Fuller’s Red Fox
Published on 15 October 2004 in Beer, beer, Fullers
I rather miss not living near a Fuller’s pub – they are one of my favourite brewers. They just get it consistently right with their beers, and unlike Young’s, Fuller’s beers don’t give me ridiculous hangovers.
And I especially miss Fuller’s pubs in the autumn when they do their beer festival.
Last year they started this now annual tradition with Honey Dew, London Porter and 1845. They followed it up with a special brewing of the lovely India Pale Ale in the spring. And this time round, they’ve brought back one of their finest ales – Red Fox.

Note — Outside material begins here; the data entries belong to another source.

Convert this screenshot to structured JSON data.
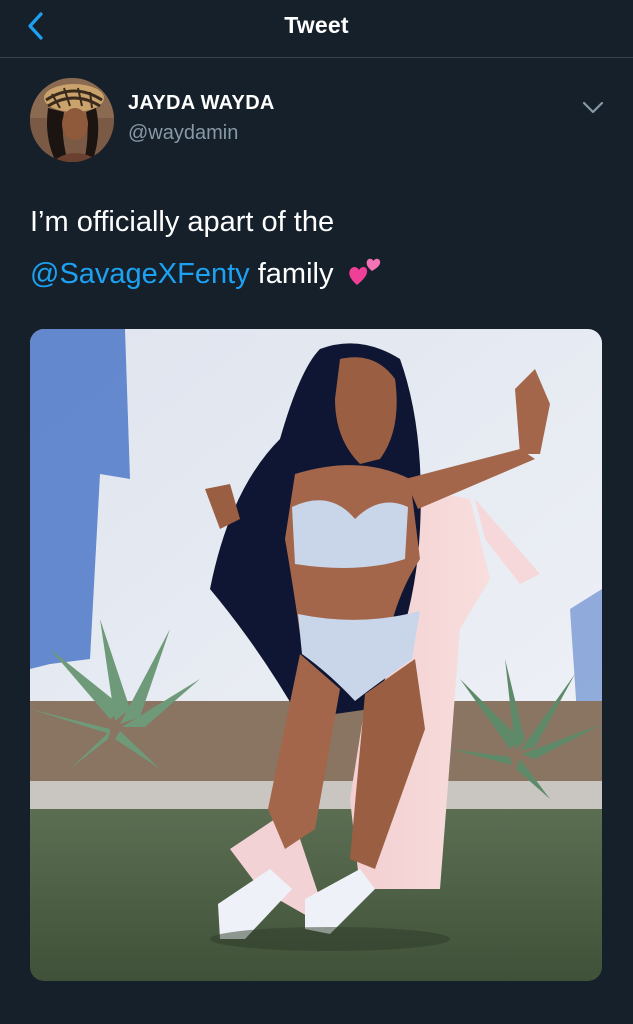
{
  "header": {
    "title": "Tweet",
    "back_icon": "chevron-left-icon"
  },
  "tweet": {
    "author": {
      "display_name": "JAYDA WAYDA",
      "handle": "@waydamin"
    },
    "text": {
      "before_mention": "I’m officially apart of the",
      "mention": "@SavageXFenty",
      "after_mention": " family",
      "emoji": "two-hearts"
    },
    "media": {
      "type": "photo"
    }
  },
  "colors": {
    "background": "#15202b",
    "divider": "#38444d",
    "accent": "#1da1f2",
    "secondary_text": "#8899a6"
  }
}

It was probably one of the first London brewed beers I tasted when I first moved to London in the Autumn of 1999. People from the north often ask how I can drink ‘southern beer’ but the beers of Fuller’s quickly persuaded that it was the Boddingtons obsessed Manchester that was missing out. Unfortunately it had its last outing in 2001.
Red Fox is easily drinkable. It goes down ridiculously easy, making it a perfect session beer. But that doesn’t mean it’s not a complex and interesting beer. For my mind, some of the best beers are the subtle ones – ones which on the face of it persuade you that they’re less than they actually are, but when you study and analyse, they are so much more. Red Fox is one of those beers. Deceptively simple, but in reality, a beer with attitude. It’s brewed with toasted oats, there’s a distinctive, yet subtle, burnt taste to it that gives it some serious flavour.
After all this hype, build up and fond memories, was it as good as I remembered? My first sup of Red Fox this year (at the Euston Flyer near Euston station) was delayed with some trepidation in case the beer didn’t match up to my rose tinted taste buds but thankfully it did. And the several pints I quaffed last night in the Churchill Arms in Notting Hill, went down seriously well.
Okay if there was an award for best beer in the world, this wouldn’t be it and it seems to be either a love it or a hate it for some people. But for me, it’s a firm favourite and without a doubt, one of the finest ales Fullers have ever created. Although whether the next entry in the Autumn Beer Festival of Mr Harry – not brewed for 10 years – will knock it off the top spot, remains to be seen!